A few backers want more behind-the-scenes updates from Glowforge. Here’s a post from user “stilts”:
i think this is what ALOT OF US would like to see MORE transparency in the Glowforge company we want to see pictures of the [factory] floor we want to see videos of things that you are doing we want to see things being done we what to see out money being in a good place and good standing we what to see details of your everyday we want to see what exactly we are supposedly getting
While most backers let their frustration be known, some were more understanding.
“Dan, i am disappointed,” ‘js1’ wrote. “But i would be more disappointed if you would send me a bad product. So please deliver 100 percent and the best product you can. I would even wait another 12 months if [necessary]. So don’t feel pressured to deliver something what is not 100 percent. Quality is function number one.”
Those who want to cancel their orders for a refund can do so here.
In September, Glowforge announced that it reached $45 million in sales. The printer retails at $2,995 for the basic model and runs up to $5,995 for a premium version. Those prices were discounted heavily during the crowdfunding campaign.
This past August, Glowforge raised a $22 million funding round from Foundry Group and True Ventures, pushing total funding to $31 million. The 42-person company was founded in 2014 by Shapiro, who created the popular kids board game Robot Turtles — one of Kickstarter’s most successful campaigns ever — and fellow Seattle area startup veterans Tony Wright and Mark Gosselin.
In the email to backers, Shapiro noted that the delays are “going to cost a lot of money.”
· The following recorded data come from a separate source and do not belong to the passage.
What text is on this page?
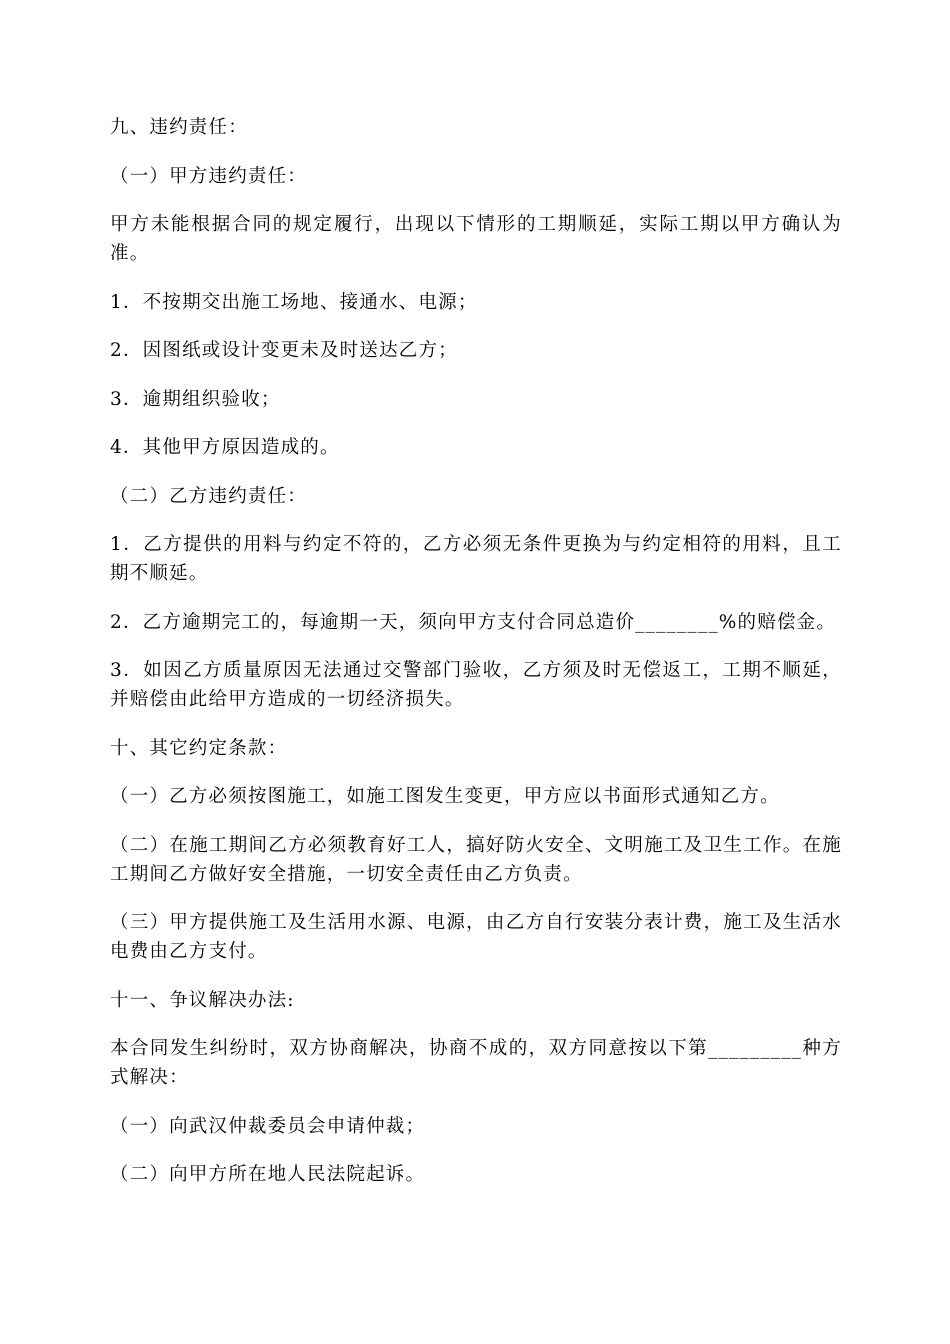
九、违约责任：

（一）甲方违约责任：

甲方未能根据合同的规定履行，出现以下情形的工期顺延，实际工期以甲方确认为准。

1．不按期交出施工场地、接通水、电源；

2．因图纸或设计变更未及时送达乙方；

3．逾期组织验收；

4．其他甲方原因造成的。

（二）乙方违约责任：

1．乙方提供的用料与约定不符的，乙方必须无条件更换为与约定相符的用料，且工期不顺延。

2．乙方逾期完工的，每逾期一天，须向甲方支付合同总造价________%的赔偿金。

3．如因乙方质量原因无法通过交警部门验收，乙方须及时无偿返工，工期不顺延，并赔偿由此给甲方造成的一切经济损失。

十、其它约定条款：

（一）乙方必须按图施工，如施工图发生变更，甲方应以书面形式通知乙方。

（二）在施工期间乙方必须教育好工人，搞好防火安全、文明施工及卫生工作。在施工期间乙方做好安全措施，一切安全责任由乙方负责。

（三）甲方提供施工及生活用水源、电源，由乙方自行安装分表计费，施工及生活水电费由乙方支付。

十一、争议解决办法:

本合同发生纠纷时，双方协商解决，协商不成的，双方同意按以下第_________种方式解决：

（一）向武汉仲裁委员会申请仲裁；

（二）向甲方所在地人民法院起诉。
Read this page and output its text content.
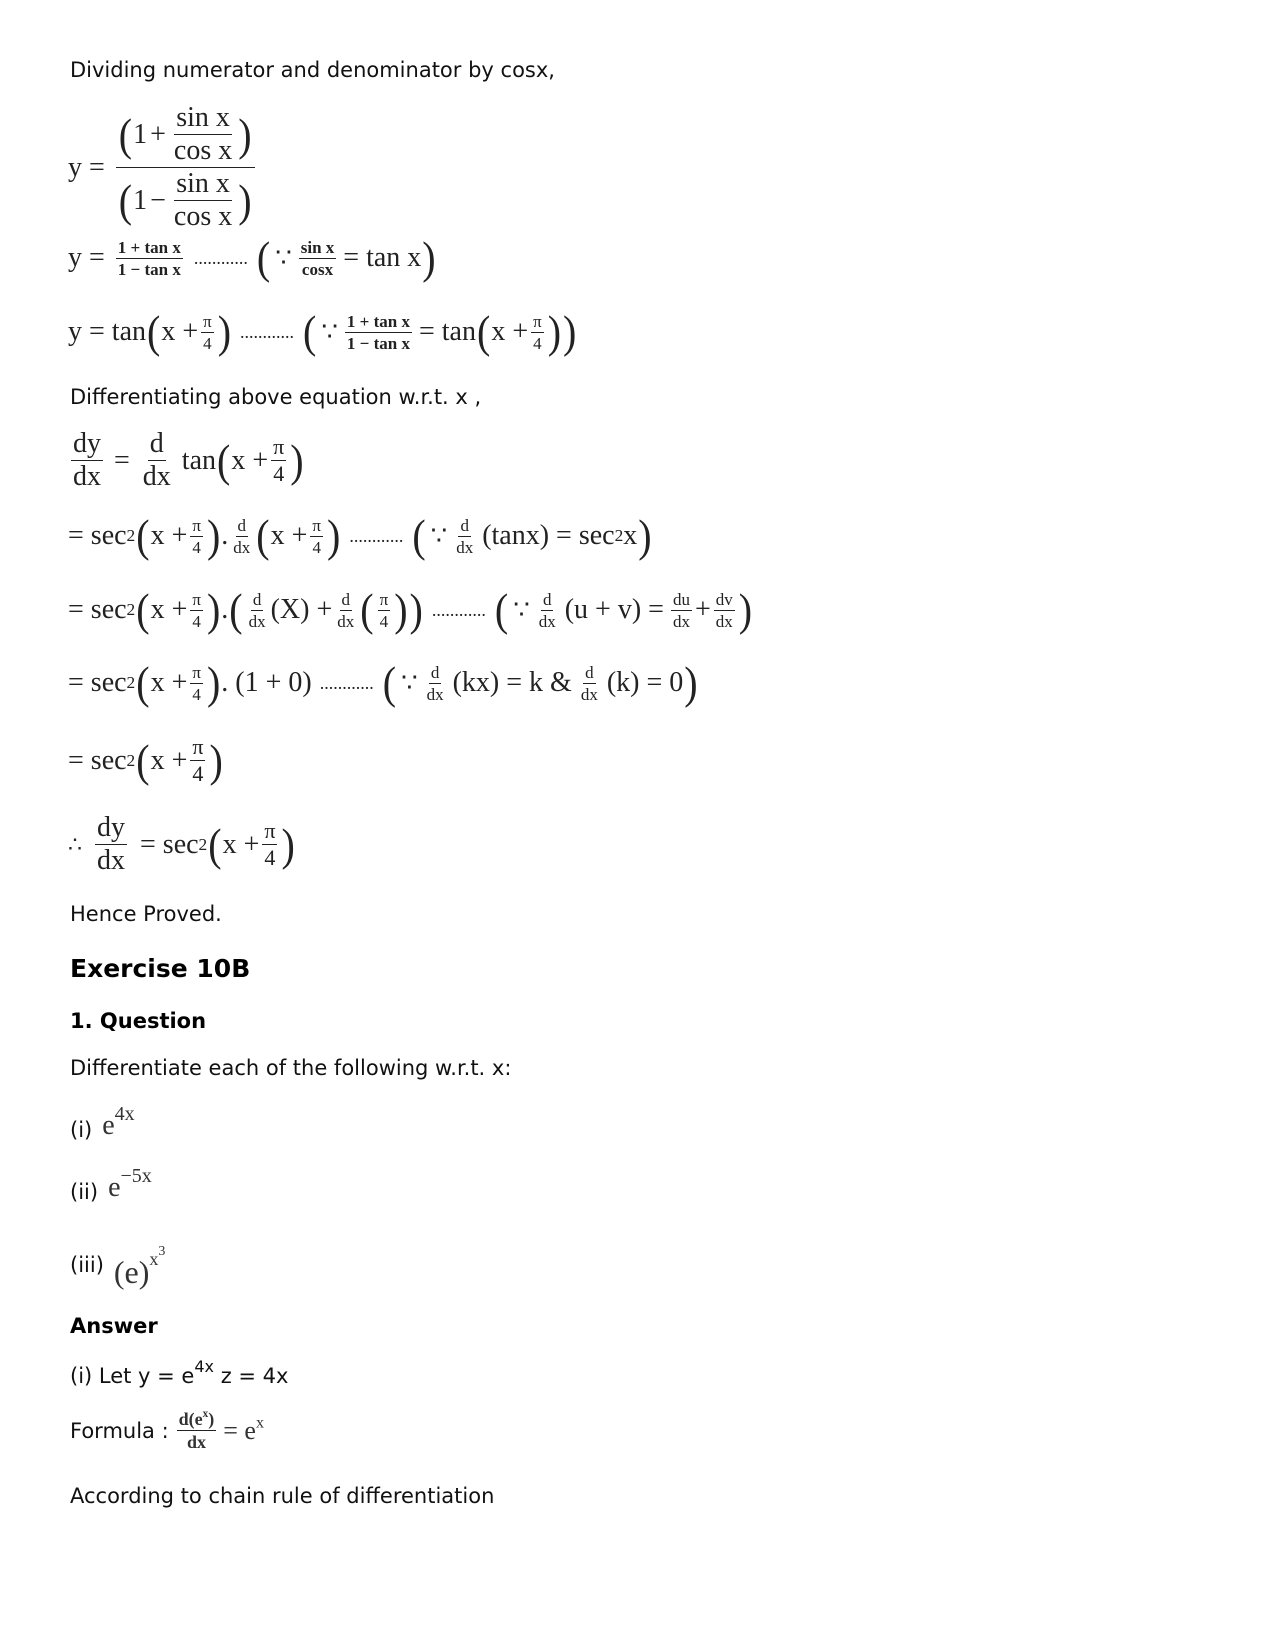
Dividing numerator and denominator by cosx,
y =
( $1 + \frac{\text{sin x}}{\text{cos x}}$ )
( $1 - \frac{\text{sin x}}{\text{cos x}}$ )
$y = \frac{\text{1 + tan x}}{\text{1 − tan x}}$ ............ ( ∵ $\frac{\text{sin x}}{\cos x} = \tan x$ )
y = tan ( $x + \frac{\pi}{4}$ ) ............ ( ∵ $\frac{\text{1 + tan x}}{\text{1 − tan x}} = \tan$ ( $x + \frac{\pi}{4}$ ) )
Differentiating above equation w.r.t. x ,
$\frac{dy}{dx} = \frac{d}{dx}$ tan ( $x + \frac{\pi}{4}$ )
= sec 2 ( $x + \frac{\pi}{4}$ ) . $\frac{d}{dx}$ ( $x + \frac{\pi}{4}$ ) ............ ( ∵ $\frac{d}{dx} (\tan x) = \sec 2$ x )
= sec 2 ( $x + \frac{\pi}{4}$ ) . ( $\frac{d}{dx} (X) + \frac{d}{dx}$ ( $\frac{\pi}{4}$ ) ) ............ ( ∵ $\frac{d}{dx} (u + v) = \frac{du}{dx} + \frac{dv}{dx}$ )
= sec 2 ( $x + \frac{\pi}{4}$ ) . (1 + 0) ............ ( ∵ $\frac{d}{dx} (kx) = k$ & $\frac{d}{dx} (k) = 0$ )
= sec 2 ( $x + \frac{\pi}{4}$ )
∴ $\frac{dy}{dx} = \sec 2$ ( $x + \frac{\pi}{4}$ )
Hence Proved.
Exercise 10B
1. Question
Differentiate each of the following w.r.t. x:
(i) $e^{4x}$
(ii) $e^{-5x}$
(iii) $(e)^{x^3}$
Answer
(i) Let $y = e^{4x}$ z = 4x
Formula : $\frac{d(e^x)}{dx} = e^x$
According to chain rule of differentiation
“Every month that you wait, we spend more than a million dollars to make your Glowforge better,” he wrote. “A normal company wouldn’t do this; they would have to rush their product out the door because delays are so profoundly expensive.”
In response to a question about the company going bankrupt, Shapiro said “we’re fortunate to have one of the best hardware investors in the business,” likely referring to Foundry Group Managing Director Brad Feld.
“I shared these details with him this week, and he’s fully supportive,” Shapiro wrote. “We have more than enough money in the bank to operate without spending a penny of the funds you’ve paid us, which are reserved until we ship your Glowforge.”
Shapiro also wrote about previously “secret” features of the printer, like an expansion port and 50-point sensor monitoring. Due to the additional delays, Glowforge is giving backers more gift certificates while also extending its warranty plans by six months.
Last week, Glowforge announced that it was starting to ship some “pre-release” versions of its 3D laser printer and revealed its U.S.-based manufacturer Flex. The 42-person company said it would provide a shipping schedule update this week.